Salazar is unsure of who his Republican opponent will be as six candidates, including Steamboat Springs resident Matt Aljanich, are vying for the seat.
Other Republicans seeking a spot on November's ballot are Greg Walcher, former director of the Department of Natural Resources, state Rep. Gregg Rippy, R-Glenwood Springs, state Rep. Matt Smith, R-Grand Junction, Pueblo County Sheriff Dan Corsentino and Delina DeSanto, a Durango real estate agent.
"It is going to be interesting. It is going to be a heck of a fight," Salazar said.
Regardless of the final opponent, one of the key issues will be water in the upcoming election, Salazar said.
Salazar, who is a fifth generation Coloradan and San Louis Valley rancher, said he recognized the importance of water. If elected in November, Salazar said, he would be the 17th member of Congress who would make his living from farming or ranching. He said Steamboat has a balancing act in attracting tourists with its water and leaving water for agriculture.

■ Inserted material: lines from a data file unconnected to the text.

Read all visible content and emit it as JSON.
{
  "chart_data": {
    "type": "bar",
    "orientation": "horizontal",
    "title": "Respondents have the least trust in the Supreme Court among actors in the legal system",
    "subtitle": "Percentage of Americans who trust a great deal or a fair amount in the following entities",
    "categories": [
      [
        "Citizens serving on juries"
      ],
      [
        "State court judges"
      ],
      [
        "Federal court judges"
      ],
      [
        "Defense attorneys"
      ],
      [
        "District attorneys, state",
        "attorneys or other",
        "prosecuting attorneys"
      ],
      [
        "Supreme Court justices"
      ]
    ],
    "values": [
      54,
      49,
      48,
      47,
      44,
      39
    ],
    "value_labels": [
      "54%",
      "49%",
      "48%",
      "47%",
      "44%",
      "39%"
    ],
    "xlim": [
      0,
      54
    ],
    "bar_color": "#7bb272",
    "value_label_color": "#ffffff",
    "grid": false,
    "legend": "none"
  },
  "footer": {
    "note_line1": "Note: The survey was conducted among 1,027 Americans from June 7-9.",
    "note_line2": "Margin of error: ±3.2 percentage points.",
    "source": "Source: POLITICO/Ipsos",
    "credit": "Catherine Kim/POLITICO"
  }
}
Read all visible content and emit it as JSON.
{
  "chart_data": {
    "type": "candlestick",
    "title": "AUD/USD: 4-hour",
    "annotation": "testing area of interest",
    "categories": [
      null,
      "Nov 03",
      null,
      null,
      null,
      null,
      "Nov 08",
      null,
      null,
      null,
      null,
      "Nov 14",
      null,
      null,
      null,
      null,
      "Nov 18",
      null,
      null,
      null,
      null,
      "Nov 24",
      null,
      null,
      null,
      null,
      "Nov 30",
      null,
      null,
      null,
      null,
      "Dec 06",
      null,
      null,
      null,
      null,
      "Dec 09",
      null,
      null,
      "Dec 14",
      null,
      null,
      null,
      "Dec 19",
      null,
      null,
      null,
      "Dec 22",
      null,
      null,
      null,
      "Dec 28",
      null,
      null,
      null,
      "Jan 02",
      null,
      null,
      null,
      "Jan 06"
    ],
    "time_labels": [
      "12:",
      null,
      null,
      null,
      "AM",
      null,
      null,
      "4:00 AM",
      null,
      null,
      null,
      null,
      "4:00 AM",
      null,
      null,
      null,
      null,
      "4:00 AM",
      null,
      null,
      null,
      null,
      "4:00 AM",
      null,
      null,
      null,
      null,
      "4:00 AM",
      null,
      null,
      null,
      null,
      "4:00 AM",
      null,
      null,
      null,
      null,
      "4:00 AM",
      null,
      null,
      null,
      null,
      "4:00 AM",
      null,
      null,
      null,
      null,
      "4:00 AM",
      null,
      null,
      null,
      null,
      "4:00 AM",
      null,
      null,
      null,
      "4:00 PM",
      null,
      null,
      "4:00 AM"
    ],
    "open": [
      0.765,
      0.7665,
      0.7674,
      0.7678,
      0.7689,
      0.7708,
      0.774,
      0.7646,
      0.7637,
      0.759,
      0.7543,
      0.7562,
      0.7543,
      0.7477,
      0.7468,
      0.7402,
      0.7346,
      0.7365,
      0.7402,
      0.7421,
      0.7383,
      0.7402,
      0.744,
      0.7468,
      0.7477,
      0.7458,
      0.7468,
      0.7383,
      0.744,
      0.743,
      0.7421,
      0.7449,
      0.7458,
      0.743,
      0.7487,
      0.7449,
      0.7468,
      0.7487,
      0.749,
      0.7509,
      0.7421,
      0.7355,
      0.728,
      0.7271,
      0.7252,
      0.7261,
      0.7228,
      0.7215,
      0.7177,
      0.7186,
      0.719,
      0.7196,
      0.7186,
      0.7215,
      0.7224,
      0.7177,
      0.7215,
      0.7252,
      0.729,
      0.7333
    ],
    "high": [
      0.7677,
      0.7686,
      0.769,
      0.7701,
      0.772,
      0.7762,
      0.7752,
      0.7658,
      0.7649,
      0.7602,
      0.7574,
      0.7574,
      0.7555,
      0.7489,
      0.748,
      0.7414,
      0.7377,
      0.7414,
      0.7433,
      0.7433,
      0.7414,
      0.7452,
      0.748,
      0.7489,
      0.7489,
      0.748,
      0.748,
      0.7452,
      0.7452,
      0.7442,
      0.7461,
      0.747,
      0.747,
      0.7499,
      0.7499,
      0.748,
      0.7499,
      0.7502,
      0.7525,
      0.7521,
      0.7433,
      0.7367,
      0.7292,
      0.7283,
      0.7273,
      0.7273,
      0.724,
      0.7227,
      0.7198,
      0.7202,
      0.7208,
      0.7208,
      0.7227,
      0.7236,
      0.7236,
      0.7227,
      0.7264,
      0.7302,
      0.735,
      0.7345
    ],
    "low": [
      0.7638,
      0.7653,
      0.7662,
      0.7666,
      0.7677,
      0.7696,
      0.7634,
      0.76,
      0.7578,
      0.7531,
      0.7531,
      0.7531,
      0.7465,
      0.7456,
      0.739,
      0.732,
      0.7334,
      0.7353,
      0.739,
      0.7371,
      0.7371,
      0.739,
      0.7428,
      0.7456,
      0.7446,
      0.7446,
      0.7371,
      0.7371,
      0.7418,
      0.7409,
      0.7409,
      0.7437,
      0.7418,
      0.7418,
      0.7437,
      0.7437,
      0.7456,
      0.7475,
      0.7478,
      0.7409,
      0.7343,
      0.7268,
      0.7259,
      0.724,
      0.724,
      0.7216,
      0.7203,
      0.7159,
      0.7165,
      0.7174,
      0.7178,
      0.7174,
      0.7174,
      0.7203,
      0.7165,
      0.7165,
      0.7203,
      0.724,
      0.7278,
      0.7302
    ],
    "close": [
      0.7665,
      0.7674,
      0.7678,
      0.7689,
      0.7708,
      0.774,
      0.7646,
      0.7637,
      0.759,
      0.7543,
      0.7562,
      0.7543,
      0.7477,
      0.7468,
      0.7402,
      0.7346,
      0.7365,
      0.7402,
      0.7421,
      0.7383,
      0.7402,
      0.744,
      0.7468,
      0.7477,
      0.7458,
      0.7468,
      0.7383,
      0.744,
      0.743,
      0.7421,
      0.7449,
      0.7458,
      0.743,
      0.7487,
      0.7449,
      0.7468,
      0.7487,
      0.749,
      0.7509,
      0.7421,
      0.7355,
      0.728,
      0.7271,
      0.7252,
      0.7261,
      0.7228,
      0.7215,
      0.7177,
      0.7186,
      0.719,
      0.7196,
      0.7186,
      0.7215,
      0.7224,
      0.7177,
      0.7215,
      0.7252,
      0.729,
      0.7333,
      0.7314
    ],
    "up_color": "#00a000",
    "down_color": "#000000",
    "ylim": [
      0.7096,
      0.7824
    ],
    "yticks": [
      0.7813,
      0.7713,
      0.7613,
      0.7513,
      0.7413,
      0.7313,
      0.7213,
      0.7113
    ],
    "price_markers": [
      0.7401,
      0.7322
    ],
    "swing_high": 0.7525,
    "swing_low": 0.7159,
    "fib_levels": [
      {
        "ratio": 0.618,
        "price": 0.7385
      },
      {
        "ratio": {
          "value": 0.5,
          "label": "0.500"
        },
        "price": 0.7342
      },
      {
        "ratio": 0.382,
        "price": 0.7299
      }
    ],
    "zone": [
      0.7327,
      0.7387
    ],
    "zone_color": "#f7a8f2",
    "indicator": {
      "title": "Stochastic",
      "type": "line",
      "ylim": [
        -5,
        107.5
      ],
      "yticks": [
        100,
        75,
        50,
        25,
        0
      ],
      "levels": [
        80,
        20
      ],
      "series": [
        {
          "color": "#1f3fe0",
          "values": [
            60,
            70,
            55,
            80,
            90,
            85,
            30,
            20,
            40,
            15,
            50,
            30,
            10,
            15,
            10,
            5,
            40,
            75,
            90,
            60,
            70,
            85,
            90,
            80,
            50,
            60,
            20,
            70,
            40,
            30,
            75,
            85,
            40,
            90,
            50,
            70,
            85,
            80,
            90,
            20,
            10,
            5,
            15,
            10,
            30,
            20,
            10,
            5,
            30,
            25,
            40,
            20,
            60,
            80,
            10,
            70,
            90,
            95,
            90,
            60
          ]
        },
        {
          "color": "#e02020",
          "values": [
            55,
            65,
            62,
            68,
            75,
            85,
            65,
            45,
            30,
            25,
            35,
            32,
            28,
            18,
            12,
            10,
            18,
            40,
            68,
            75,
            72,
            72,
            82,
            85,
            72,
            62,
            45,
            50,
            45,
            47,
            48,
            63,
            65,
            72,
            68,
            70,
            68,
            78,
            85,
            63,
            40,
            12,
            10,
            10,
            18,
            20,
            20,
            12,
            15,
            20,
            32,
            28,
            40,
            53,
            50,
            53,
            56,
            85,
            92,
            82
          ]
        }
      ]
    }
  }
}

"Coming from a farming and ranching background, I know how difficult it is to make a living. Without water, you don't have a living," he said.
National issues that Salazar is ready to tackle are deficit spending, which he worries will create high interest rates, inflation and a loss of jobs, and allowing farmers and ranchers to continue to use federal lands.
Salazar, who served in the tail end of the Vietnam War and has a son in the National Guard, said he is not in favor of pulling out of Iraq without stabilizing the country first.
Salazar is well aware of the attention brought to this race and his younger brother Attorney General Ken Salazar's race for U.S. Senate.
"It is drawing quite a bit of national attention," Salazar said. "I think it is a great opportunity."